While visiting many mokams or places for raw agro-product trade in Dinajpur and Nilphamari districts last week, the FE correspondent found such an outlook of the new paddy harvest and marketing.

"New milled coarse rice from Aman season would cost a minimum of Tk 51 a kg at mill gates if the current trend in paddy price continues," Boleshwar Ray, a grain trader at Bhabaniganj Haat in Nilphamari Sadar, told the FE.

He said newly harvested Guti Swarna, and Mamun dhan varieties were selling at Tk 2350-2400 per 75- kg sack while Dhanigold, a medium- quality variety of paddy, at Tk 2600 a sack.

He said Swarna-5, Katari, BRRI dhan-34 and other finer varieties were yet to be harvested.

"50-60 farmers came to Bhabaniganj Haat today who sold their products within two to three hours amid high demand," Ramij Ali Basunia, a farmer in the Hajiganj area, said.
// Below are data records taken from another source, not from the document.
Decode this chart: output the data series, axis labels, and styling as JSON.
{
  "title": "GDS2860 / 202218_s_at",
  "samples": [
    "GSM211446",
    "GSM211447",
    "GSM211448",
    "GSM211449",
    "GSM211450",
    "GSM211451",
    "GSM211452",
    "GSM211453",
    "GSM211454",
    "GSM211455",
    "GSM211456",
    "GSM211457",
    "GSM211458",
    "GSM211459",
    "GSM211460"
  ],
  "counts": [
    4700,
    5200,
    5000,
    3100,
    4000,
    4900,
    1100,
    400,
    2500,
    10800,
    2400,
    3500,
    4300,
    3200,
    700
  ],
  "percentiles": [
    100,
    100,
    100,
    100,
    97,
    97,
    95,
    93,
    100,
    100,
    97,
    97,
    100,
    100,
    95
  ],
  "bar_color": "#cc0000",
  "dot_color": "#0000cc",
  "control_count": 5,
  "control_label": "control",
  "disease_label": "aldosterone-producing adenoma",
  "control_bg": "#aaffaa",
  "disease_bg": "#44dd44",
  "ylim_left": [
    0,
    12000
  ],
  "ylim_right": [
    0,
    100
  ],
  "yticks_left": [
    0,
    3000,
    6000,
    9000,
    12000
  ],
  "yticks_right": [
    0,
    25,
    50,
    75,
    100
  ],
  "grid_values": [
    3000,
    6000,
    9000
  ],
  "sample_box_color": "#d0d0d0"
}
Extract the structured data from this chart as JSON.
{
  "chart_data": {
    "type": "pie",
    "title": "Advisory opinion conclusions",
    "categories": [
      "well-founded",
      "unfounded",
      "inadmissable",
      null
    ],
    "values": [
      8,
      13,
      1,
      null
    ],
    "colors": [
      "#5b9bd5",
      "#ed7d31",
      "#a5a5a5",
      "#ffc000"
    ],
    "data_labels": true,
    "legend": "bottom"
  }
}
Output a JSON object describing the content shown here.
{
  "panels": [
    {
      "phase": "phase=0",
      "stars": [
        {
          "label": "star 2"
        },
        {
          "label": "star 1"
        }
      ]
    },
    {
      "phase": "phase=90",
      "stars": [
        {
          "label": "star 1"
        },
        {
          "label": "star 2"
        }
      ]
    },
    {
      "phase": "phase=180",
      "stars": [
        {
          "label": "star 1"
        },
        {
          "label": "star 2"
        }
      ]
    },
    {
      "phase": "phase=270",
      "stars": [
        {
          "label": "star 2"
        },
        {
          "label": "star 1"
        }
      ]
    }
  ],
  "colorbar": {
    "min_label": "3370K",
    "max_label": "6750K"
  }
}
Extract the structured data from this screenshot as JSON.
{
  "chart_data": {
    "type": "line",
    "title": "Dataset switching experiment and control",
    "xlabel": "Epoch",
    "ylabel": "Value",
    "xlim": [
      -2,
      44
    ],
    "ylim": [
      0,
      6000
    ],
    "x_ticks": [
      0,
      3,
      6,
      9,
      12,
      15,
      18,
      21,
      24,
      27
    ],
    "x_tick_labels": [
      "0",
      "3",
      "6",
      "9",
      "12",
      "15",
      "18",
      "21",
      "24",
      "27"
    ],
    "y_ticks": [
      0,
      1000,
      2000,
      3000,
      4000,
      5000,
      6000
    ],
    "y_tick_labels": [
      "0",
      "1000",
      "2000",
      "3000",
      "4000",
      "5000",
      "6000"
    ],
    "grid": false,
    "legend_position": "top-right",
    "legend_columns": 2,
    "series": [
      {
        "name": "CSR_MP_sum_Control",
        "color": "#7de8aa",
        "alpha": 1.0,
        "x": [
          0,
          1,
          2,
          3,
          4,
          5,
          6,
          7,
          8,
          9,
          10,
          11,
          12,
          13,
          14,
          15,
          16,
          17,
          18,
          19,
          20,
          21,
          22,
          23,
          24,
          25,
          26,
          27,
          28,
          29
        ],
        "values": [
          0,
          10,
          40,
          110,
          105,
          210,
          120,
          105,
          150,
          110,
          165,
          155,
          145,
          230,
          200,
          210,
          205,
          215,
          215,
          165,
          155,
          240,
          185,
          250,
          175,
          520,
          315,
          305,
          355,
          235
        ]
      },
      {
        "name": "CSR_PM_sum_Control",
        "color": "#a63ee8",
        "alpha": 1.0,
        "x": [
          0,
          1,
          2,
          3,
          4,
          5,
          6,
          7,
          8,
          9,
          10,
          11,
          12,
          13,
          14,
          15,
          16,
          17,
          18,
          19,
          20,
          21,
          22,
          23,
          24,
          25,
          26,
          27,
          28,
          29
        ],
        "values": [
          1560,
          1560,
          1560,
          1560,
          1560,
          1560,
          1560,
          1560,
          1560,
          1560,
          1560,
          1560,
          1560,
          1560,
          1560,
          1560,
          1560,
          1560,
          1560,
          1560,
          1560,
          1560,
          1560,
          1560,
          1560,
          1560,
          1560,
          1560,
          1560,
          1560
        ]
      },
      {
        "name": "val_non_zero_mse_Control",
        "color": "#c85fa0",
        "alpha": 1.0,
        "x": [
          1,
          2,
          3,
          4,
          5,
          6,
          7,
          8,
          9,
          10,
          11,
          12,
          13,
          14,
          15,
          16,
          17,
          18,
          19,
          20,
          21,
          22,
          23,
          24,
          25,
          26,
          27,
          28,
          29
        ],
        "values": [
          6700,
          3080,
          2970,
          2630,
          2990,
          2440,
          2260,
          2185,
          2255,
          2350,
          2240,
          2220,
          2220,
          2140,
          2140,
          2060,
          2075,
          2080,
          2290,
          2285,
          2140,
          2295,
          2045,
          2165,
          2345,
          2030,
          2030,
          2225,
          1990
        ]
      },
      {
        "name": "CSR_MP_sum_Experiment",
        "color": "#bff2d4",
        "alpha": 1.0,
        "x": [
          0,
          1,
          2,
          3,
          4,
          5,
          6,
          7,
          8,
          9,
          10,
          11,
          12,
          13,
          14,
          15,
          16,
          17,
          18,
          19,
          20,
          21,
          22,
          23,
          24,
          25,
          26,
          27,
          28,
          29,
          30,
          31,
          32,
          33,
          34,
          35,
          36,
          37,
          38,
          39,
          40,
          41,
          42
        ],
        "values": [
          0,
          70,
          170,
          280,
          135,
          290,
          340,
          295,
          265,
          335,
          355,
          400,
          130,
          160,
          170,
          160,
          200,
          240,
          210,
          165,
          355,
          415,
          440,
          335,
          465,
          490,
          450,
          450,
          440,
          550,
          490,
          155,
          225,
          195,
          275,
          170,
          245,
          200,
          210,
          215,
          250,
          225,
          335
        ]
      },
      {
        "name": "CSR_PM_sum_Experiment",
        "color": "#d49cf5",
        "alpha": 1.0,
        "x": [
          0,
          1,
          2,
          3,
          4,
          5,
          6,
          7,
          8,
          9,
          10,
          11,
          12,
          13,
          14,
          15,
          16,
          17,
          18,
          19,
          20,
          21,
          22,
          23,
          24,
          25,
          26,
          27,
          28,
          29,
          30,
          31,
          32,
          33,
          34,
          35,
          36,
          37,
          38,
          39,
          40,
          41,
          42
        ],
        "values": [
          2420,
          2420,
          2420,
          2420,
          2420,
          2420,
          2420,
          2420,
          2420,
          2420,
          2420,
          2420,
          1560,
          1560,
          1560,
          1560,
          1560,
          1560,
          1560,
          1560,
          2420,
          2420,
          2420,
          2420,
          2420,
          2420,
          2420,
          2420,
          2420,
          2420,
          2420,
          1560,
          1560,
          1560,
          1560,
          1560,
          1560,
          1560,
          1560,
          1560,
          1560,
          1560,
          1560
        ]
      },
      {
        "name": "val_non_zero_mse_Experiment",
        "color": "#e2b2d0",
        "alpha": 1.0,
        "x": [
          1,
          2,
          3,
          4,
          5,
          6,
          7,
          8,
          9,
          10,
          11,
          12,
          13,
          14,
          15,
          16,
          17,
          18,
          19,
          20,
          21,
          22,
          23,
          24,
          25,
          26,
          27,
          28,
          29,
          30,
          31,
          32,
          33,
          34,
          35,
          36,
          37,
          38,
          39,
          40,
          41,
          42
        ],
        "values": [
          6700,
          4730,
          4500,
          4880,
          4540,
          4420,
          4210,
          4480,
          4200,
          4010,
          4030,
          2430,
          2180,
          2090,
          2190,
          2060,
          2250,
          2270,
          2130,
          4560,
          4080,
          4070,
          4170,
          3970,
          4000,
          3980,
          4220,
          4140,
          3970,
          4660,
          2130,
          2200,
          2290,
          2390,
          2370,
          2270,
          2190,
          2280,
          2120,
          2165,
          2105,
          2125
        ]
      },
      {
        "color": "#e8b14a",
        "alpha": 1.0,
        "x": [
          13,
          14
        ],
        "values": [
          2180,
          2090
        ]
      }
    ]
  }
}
He thinks prices are high as the yield per decimal has declined to some extent this year amid a shortage of fertiliser and water in peak growing seasons.

"I sold 17 maunds or nine sacks of paddy at Tk 2380 per sack from my two bighas of land," he said.

Jaber Alam, a farmer at Khansama Haat in Dinajpur, told the correspondent that big farmers would not sell paddy now while small farmers are also preserving paddy on a large scale sensing any possible food scarcity.

"And millers and their allied traders are hunting paddy even from the farmers' fields, resulting in a surge in prices," he says about the tricks of the trade.

He said farmers are quite happy with the current rates of paddy as most of them are making 10-12-percent profits over the cost price.

Contacted, secretary of Bangladesh Auto Major Husking Mill Owners Association (BAMHMOA) K M Layek Ali said the paddy season started with high rates as the Guti Swarna variety is selling at Tk 1250-1300 per maund which is much higher than that of the government procurement price set at Tk 1120 (Tk 28 a kg).

He feels success of the government's rice and paddy procurement drive highly unlikely amid such a hike in market prices. The Director General of Food (DGoF) has targeted to procure 0.5 million tonnes of rice at Tk 42 a kg and 0.3 million tonnes of paddy at Tk 28 a kg.

The government warehouses have a stock of 1.3 million tonnes of rice now, said the DGoF.

Consumers Association of Bangladesh (CAB) vice-president S M Nazer Hossain says the government should ease import by removing all kinds of import duties (now above 15 per cent) for now as global prices have increased notably in last few months.

The government procurement should be fulfilled to run safety-net programmes smoothly, he suggests.

"And market monitoring in the mill gates, city wholesales should continue to avert any artificial price hike," he says.

Only 0.25 million tonnes of rice could be imported so far in the current financial year against a permit of 1.4 million tonnes by the food ministry.

However, the agriculture ministry was expecting 16 million tonnes of rice output from this Aman season while harvest in above 10 per cent of land has so far been completed, as of November 10.

Economists suggest that the government should build up adequate food stock so that prompt market intervention can be made to forestall price fixing by oligopolies as reports say big businesses now stake bets on select farm products to make a killing on heated market.